そんな彼女を見て、俺は心の中に、今まで感じたことのない、熱い想いが込み上げてきた。

誰かの為に活躍したい。そんなこと、今までただの一度も考えたことなど無かった。

メジャーリーガーになるというのは、子供の頃からの夢だった。自分の為に、自分の意志で努力して、俺は夢を叶えたのだ。

彼女は、冗談をいう子ではない。彼女は、本気で俺の活躍を願ってくれているのだ。俺の夢を、一緒に見てくれる。そう言ってくれているのだ。


選択肢
○絶対に活躍してみせる!    ←チョイス
○さすがにちょっと…

「絶対に活躍してみせる!だから…見ててくれ!」

「えーっ!?」

自分でもすごい剣幕だったと思う。
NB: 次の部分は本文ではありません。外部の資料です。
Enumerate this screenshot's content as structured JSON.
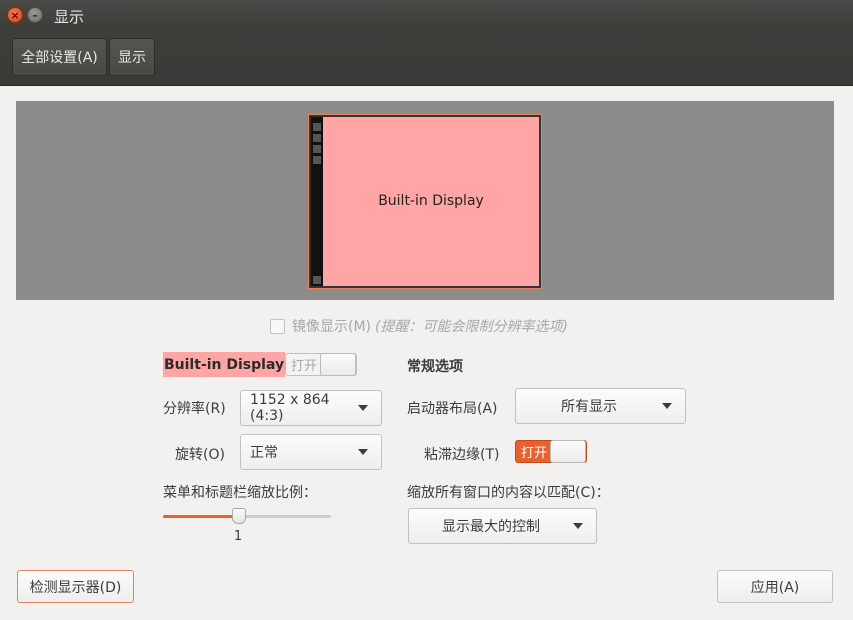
{
  "window": {
    "title": "显示"
  },
  "toolbar": {
    "all_settings_label": "全部设置(A)",
    "display_label": "显示"
  },
  "preview": {
    "monitor_label": "Built-in Display"
  },
  "mirror": {
    "label": "镜像显示(M)",
    "hint": "(提醒：可能会限制分辨率选项)",
    "checked": false
  },
  "monitor_settings": {
    "display_name": "Built-in Display",
    "power_switch_label": "打开",
    "power_switch_on": false,
    "resolution_label": "分辨率(R)",
    "resolution_value": "1152 x 864 (4:3)",
    "rotation_label": "旋转(O)",
    "rotation_value": "正常",
    "scale_label": "菜单和标题栏缩放比例：",
    "scale_value": "1",
    "scale_fraction": 0.45
  },
  "general": {
    "heading": "常规选项",
    "launcher_label": "启动器布局(A)",
    "launcher_value": "所有显示",
    "sticky_label": "粘滞边缘(T)",
    "sticky_switch_label": "打开",
    "sticky_on": true,
    "scale_windows_label": "缩放所有窗口的内容以匹配(C)：",
    "scale_windows_value": "显示最大的控制"
  },
  "buttons": {
    "detect_label": "检测显示器(D)",
    "apply_label": "应用(A)"
  },
  "colors": {
    "accent": "#e7602d",
    "monitor_fill": "#ffa5a5",
    "titlebar": "#3d3c39"
  }
}
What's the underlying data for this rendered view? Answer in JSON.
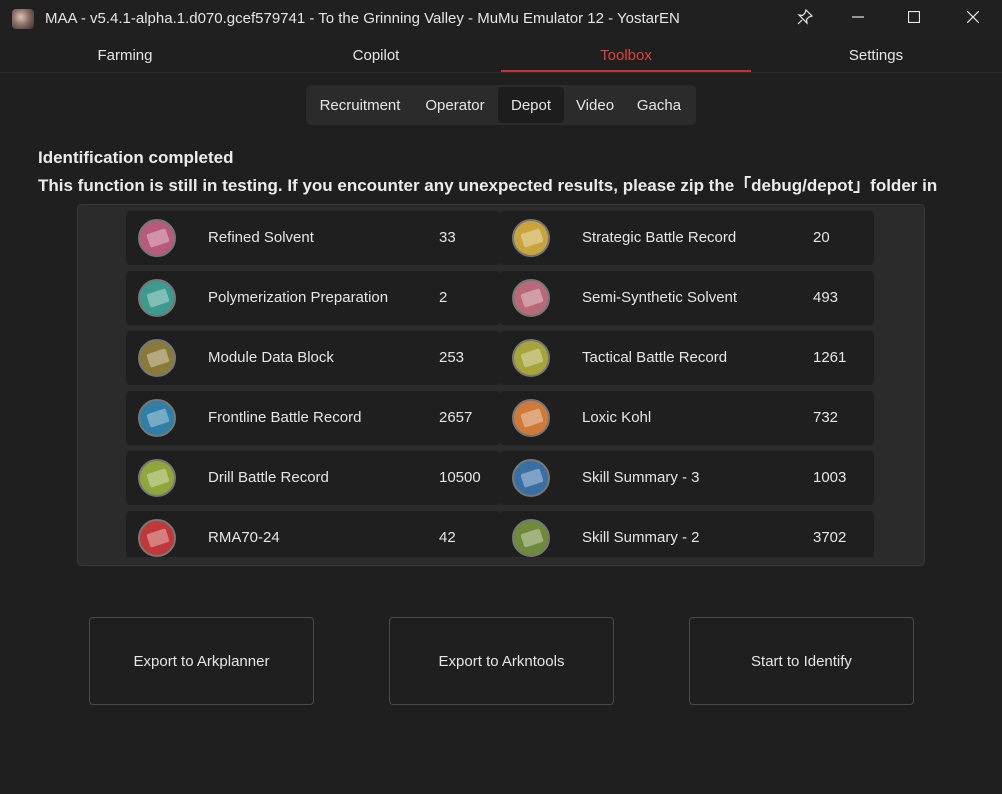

気づけば俺は、彼女に対してそう豪語してしまっていた。

エミリーも流石に驚いたのか、目を丸くしてこちらを見ている。

「そんなこと言うと、期待して観ちゃいますよっ?」




その日の試合で俺は、3本の本塁打を放ち、チームの逆転勝利に貢献した。





「sutei007さんっ!…はぁっ、はぁっ…」

俺が球場を出ると、エミリーが息を切らしながらこちらへと走ってきた。

「まさか、まさか、あんなに活躍しちゃうなんて!」

エミリーは、興奮冷めやらぬ様子で、今だにこの事実が信じられない、といった表情を浮かべていた。

無理もない。…この俺自身が信じられないのだから。いったいこの俺のどこに、あんな力があったのか。もう一度同じ事をしろと言われても、二度とできないという絶対の自信がある。胸を張って言うことではないのかもしれないが。

「凄過ぎますよsutei007さん…。あたし感動しちゃって、思わず観客席で泣いちゃいましたっ!」

良く見ると、彼女の眼がうっすらと赤く、どこか腫れぼったい。…そうか。俺、凄いことしたんだな…。試合中は実感のわかなかった充実感、達成感が、ふつふつと込み上げてくるのがわかった。


「ほんの冗談のつもりだったのに。…本気にしてくれただけでもうれしかったのに。本当に活躍しちゃうなんて…。いくらメジャーリーガーだからって、ずるいですよ…。ちょっと、かっこよすぎます…」


エミリーの目には、うっすらと涙が浮かんでいる。
…やっとわかった。俺がエミリーにしたことの重み。そして、エミリーが俺にしてくれてきたことの重みが。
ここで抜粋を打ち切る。